The acidification of thiosulfate solutions leads to the formation of colloidal sulfur.
Practice mixing technique with water:
Select 2 12-well strips. Place 3 drops of water in each of the first 6 wells of each strip. When one strip is inverted and stacked on the second strip, capillary action keeps the liquid in the upper wells. To mix the chemicals, hold the stacked strips in an elevated position and quickly flick them in a downward direction. When you are confident of the mixing technique, completely empty the strips to use in the experiment.
Begin the experiment:
Prepare two 12-well strips as follows:
| Strip A | Strip B | ||
| drops 0.15 M | drops 1 M | drops | |
| Na2S2O3 | HCl | water | |
| Well 1 | 10 | 2 | 0 |
| Well 2 | 9 | 2 | 1 |
| Well 3 | 8 | 2 | 2 |
| Well 4 | 7 | 2 | 3 |
| Well 5 | 6 | 2 | 4 |
| Well 6 | 5 | 2 | 5 |
| Well 7 | 4 | 2 | 6 |
When one strip is inverted and stacked on the second strip, capillary action keeps the liquid in the upper wells. Mark the numbers 1 through 10 on a piece of paper such that they are spaced at the same spacings as the wells in the strip and can be viewed through the strip. (Alternatively, place the strips on a page of printed material such as this page.)
Work with a partner. One partner mixes and observes while the other notes and records times. Mix the chemicals and note the time to the nearest second.
Note the time at which the printed materials disappear (i.e., are no longer visible) through the well. Record for all wells.
Clean the strip immediately after the last well changes or the experiment is ended. Scrub the wells with a cotton swab.
Prepare a graph plotting time as the y-axis and number of drops of thiosulfate as the x-axis.
On the same graph plot the reciprocal of the time as the y-axis. If the second graph has zero slope, the order is zero. If the graph is linear with slope of 1 and passes through the origin, the order is one. If the curve is parabolic, the order is two.
Determine the order of thiosulfate in the reaction.
The rate of reaction can be represented by the following equation:
Rate = k[S2O32-]a[H+]b
The concentration of H+ is held constant in the procedure; all wells in strip B were filled with the same amount of acid. We may write the rate:
Rate = k'[S2O32-]a
Where [H+]b has been absorbed into the pseudo-rate constant, k'.

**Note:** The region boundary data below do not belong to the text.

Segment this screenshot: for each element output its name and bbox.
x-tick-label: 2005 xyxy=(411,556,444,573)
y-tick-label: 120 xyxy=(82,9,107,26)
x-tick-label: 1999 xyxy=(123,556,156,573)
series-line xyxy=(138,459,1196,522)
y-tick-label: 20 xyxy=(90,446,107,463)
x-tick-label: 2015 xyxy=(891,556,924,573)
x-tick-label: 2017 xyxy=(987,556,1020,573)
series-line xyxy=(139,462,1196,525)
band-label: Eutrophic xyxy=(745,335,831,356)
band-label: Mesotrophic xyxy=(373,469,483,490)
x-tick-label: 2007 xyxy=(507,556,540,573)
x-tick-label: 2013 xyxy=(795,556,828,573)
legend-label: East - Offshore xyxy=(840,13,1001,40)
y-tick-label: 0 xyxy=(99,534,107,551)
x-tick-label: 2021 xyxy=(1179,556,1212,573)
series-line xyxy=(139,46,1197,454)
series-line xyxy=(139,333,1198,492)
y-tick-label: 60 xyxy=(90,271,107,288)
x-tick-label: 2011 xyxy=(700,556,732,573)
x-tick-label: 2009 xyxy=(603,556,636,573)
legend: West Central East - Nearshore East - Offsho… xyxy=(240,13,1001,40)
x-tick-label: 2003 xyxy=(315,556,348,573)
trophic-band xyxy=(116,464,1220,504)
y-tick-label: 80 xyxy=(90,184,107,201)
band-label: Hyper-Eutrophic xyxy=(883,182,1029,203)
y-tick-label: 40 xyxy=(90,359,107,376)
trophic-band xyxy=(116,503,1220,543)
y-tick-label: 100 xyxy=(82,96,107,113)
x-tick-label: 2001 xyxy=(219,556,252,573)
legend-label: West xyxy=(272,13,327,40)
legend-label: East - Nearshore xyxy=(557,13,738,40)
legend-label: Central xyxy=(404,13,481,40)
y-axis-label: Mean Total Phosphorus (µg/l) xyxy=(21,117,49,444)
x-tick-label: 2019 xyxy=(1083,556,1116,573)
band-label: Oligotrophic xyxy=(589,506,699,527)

In each reaction well we wait until the character is no longer visible. Presumably this requires that the same amount of sulfur be produced. The amounts of reactant used up in causing this to take place is small, so the reactant concentrations remain essentially constant throughout the time of reaction.
The expression for rate is:
Δ[S2O32-]/Δt)
But the amount of thiosulfate used up at the time of the endpoint is a constant because the amount (moles) of sulfur is constant for each well. Therefore, the rate is related to a constant divided by the time it takes to reach the end point. Plotting 1/Δt) is the same as plotting a constant times the reaction rate.
But the rate is equal to k'[S2O32-]a. Therefore, a plot of the rate versus [S2O32-] gives an indication of the exponent, a. If the slope is zero, a = 0. If there is a straight line through the origin, a = 1. If there is a parabola, a = 2.
| drops Na2S2O3 | time (sec) | |
| Well 1 | 10 | 30 |
| Well 2 | 9 | 32 |
| Well 3 | 8 | 37 |
| Well 4 | 7 | 42 |
| Well 5 | 6 | 50 |
| Well 6 | 5 | 60 |
| Well 7 | 4 | 78 |
All of the solutions used may be safely discarded at the sink. The test tube and one 12-well strip may need to be brushed to remove sulfur deposits.
The dilute hydrochloric presents a minimal chemical hazard.
Handle the dilute hydrochloric acid with caution. Employ cautions to protect computers when using them in the laboratory.